There is another, more pragmatic reason why many want a House of Nations
formed in Republika Srpska. Promoters of a strong Bosnian state, with
central institutions that operate normally would obtain a powerful
weapon. The Serb Democratic Party have become extremely skillful in
obstructing Bosnia's joint institutions. If Republika Srpska formed a
House of Nations, this party would get a taste of what it means to have
your bills blocked by "others," and political bargaining between the
state and the entities would expand.
As far as ethnic makeup is concerned, the commissions in the two
entities have diametrically opposed views. The federation commission
wants the national key based on the results of the 1991 census, whereas
the RS commission prefers the current situation. The former says that by
accepting the current situation, the results of ethnic cleansing would
be accepted, because migrations were not caused by normal conditions but
by brutal force, and the latter, of course, opposes the using of the
1991 census data, claiming that this would mean the end of Republika
Srpska.
Since the stances of the two commissions are so irreconcilable, the
question was brought up whether the two solutions have to be identical.
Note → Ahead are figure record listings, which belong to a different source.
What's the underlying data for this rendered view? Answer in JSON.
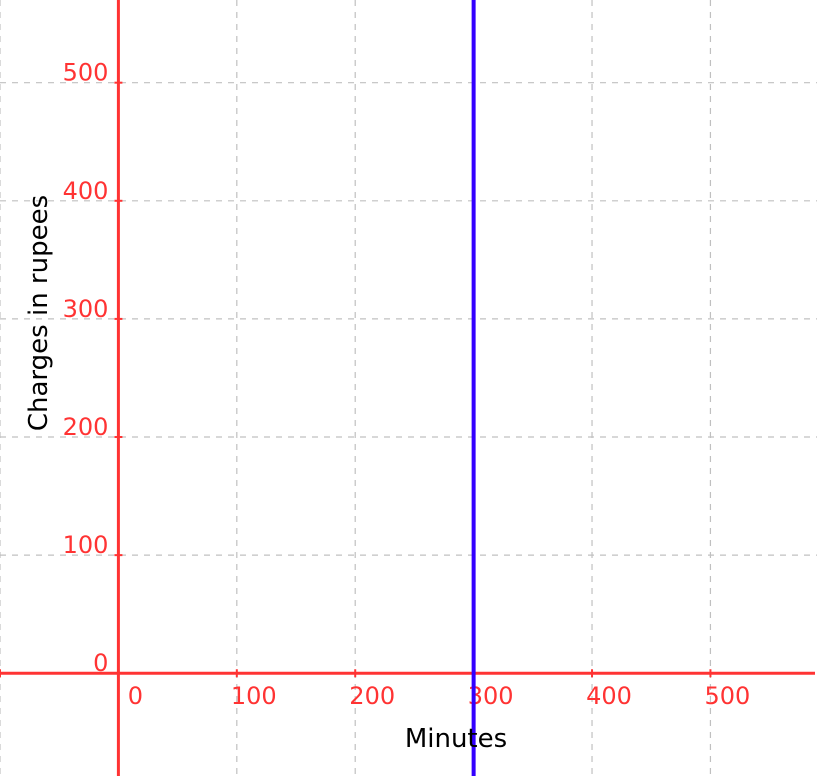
{
  "chart_data": {
    "type": "line",
    "title": "",
    "xlabel": "Minutes",
    "ylabel": "Charges in rupees",
    "xlim": [
      -100,
      590
    ],
    "ylim": [
      -87,
      570
    ],
    "x_ticks": [
      0,
      100,
      200,
      300,
      400,
      500
    ],
    "y_ticks": [
      0,
      100,
      200,
      300,
      400,
      500
    ],
    "x_tick_labels": [
      "0",
      "100",
      "200",
      "300",
      "400",
      "500"
    ],
    "y_tick_labels": [
      "0",
      "100",
      "200",
      "300",
      "400",
      "500"
    ],
    "grid": true,
    "series": [
      {
        "kind": "vertical-line",
        "x": 300,
        "color": "#3300ff"
      }
    ],
    "colors": {
      "axes": "#ff3333",
      "tick_labels": "#ff3333",
      "grid": "#c0c0c0",
      "axis_labels": "#000000"
    }
  }
}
They have, say federation representatives. They don't, respond RS
representatives. Politicians and the public in the federation silently
hoped that the high representative would resolve the stalemate by
decree, as was the case many times in the past. Judging by his
statements so far, however, he will not interfere and it will be up to
local politicians to deal with the matter. That the matter has been left
to them was shown by meetings between leaders of the eight strongest
parties from both entities, which until recently was inconceivable. The
first meeting between the Social Democratic Party, the Serb Democratic
Party, the Party of Democratic Action, the New Croatian Initiative and
the Party of Democratic Prosperity was held in Republika Srpska, and the
next several days later in Sarajevo. No compromise was reached. Other
meetings are expected, but time is running out. The entity constitutions
are supposed to be changed by mid March, because Bosnian general
elections are scheduled for Oct. 5, and electoral legislation changed
before that.
A political compromise must be made, and politicians will then have to
convince their voters that that was the proper thing to do. If they
fail, the will lose the coming elections and be treated as traitors,
which will be difficult to get rid of. The Serb Democratic Party and the
Party of Democratic Prosperity will disappoint many a backer if the
participation of Bosniaks and Croats in RS government is based on their
numbers from 1991, and the Party of Democratic Action and the Party for
Bosnia will fail in obtaining plebiscitary support if constitutional
changes in Republika Srpska make the Bosniaks and Croats less
constituent in RS than the Serbs are in the Muslim-Croat federation.